Well, that thing in the kitchen just sold at auction for 1,200,000 GBP or approximately $1,505,868 based on the current exchange rate. According to the auction press release, the two-foot-tall vase was first spotted by Dreweatts’ Specialist Consultant for Asian Ceramics and Works of Art Mark Newstead in the 1990s.

Here’s a video on the origin story of the vase and how it came to be sold at auction for one and a half million dollars.

Mystery Vase Turns Out To Be Chinese Relic Worth Massive Fortune

The vase had passed through two generations of the family after it was initially “purchased by a surgeon in the 1980s for a few hundred pounds” and later passed to his son. According to the press release, the son had no idea how much the vase might be worth until an antique specialist spotted it and that led to the path of discovering its real value at auction.

How Did This Priceless Chinese Artifact Make It To The UK?

It remains a mystery how this vase made its way out of China. The shape is referred to as ‘heavenly globe vase’ (tianqiuping in Chinese) and was used as a shape to reference heaven in art.
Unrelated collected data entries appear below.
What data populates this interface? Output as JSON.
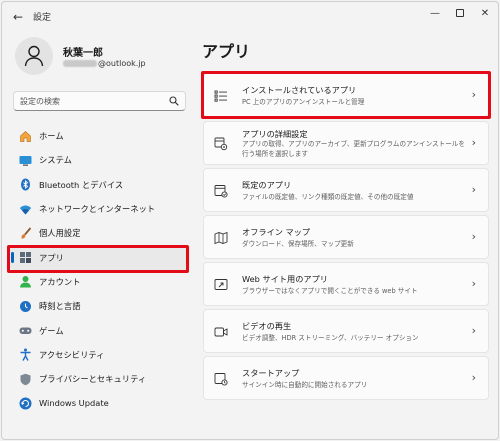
{
  "window": {
    "title": "設定",
    "back_glyph": "←",
    "min_glyph": "—",
    "close_glyph": "✕"
  },
  "account": {
    "name": "秋葉一郎",
    "email_suffix": "@outlook.jp"
  },
  "search": {
    "placeholder": "設定の検索"
  },
  "nav": {
    "items": [
      {
        "label": "ホーム",
        "icon": "home-icon"
      },
      {
        "label": "システム",
        "icon": "system-icon"
      },
      {
        "label": "Bluetooth とデバイス",
        "icon": "bluetooth-icon"
      },
      {
        "label": "ネットワークとインターネット",
        "icon": "network-icon"
      },
      {
        "label": "個人用設定",
        "icon": "personalization-icon"
      },
      {
        "label": "アプリ",
        "icon": "apps-icon",
        "active": true
      },
      {
        "label": "アカウント",
        "icon": "account-icon"
      },
      {
        "label": "時刻と言語",
        "icon": "time-language-icon"
      },
      {
        "label": "ゲーム",
        "icon": "gaming-icon"
      },
      {
        "label": "アクセシビリティ",
        "icon": "accessibility-icon"
      },
      {
        "label": "プライバシーとセキュリティ",
        "icon": "privacy-icon"
      },
      {
        "label": "Windows Update",
        "icon": "windows-update-icon"
      }
    ]
  },
  "main": {
    "title": "アプリ",
    "cards": [
      {
        "title": "インストールされているアプリ",
        "desc": "PC 上のアプリのアンインストールと管理",
        "icon": "installed-apps-icon"
      },
      {
        "title": "アプリの詳細設定",
        "desc": "アプリの取得、アプリのアーカイブ、更新プログラムのアンインストールを行う場所を選択します",
        "icon": "advanced-app-settings-icon"
      },
      {
        "title": "既定のアプリ",
        "desc": "ファイルの既定値、リンク種類の既定値、その他の既定値",
        "icon": "default-apps-icon"
      },
      {
        "title": "オフライン マップ",
        "desc": "ダウンロード、保存場所、マップ更新",
        "icon": "offline-maps-icon"
      },
      {
        "title": "Web サイト用のアプリ",
        "desc": "ブラウザーではなくアプリで開くことができる web サイト",
        "icon": "apps-for-websites-icon"
      },
      {
        "title": "ビデオの再生",
        "desc": "ビデオ調整、HDR ストリーミング、バッテリー オプション",
        "icon": "video-playback-icon"
      },
      {
        "title": "スタートアップ",
        "desc": "サインイン時に自動的に開始されるアプリ",
        "icon": "startup-icon"
      }
    ],
    "chevron": "›"
  },
  "colors": {
    "accent": "#0067c0",
    "highlight": "#e30b17"
  }
}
It features gold, silver, and turquoise and the work is stunning but still, how’d it get to the UK and spend decades in someone’s kitchen?

In an article on LiveScience, their reporter Owen Jarus spoke with Justin Jacobs who is a history professor at American University in Washington, DC. He says this ornate vase could’ve been an gift from the emperor to one of his officials that was then passed down through the generations. That family could’ve conceivably sold it in the 20th century and it could have exchanged hands several times after that.

Or, an alternative explanation the professor puts forth is it was plundered:

It could be the product of the military plunder of 1860 or 1901, which would make its auction much more morally dubious. We just don’t know [how the vase left China] and likely we never will.

Now if you all will excuse me for a minute. I’m going to start walking around my house and looking at ancient artifacts to see if there’s anything worth a fortune laying around the house. I do have a small pre-Columbian statue of a dog that I’ve never had appraised. Surely it’s worth a billion dollars, right?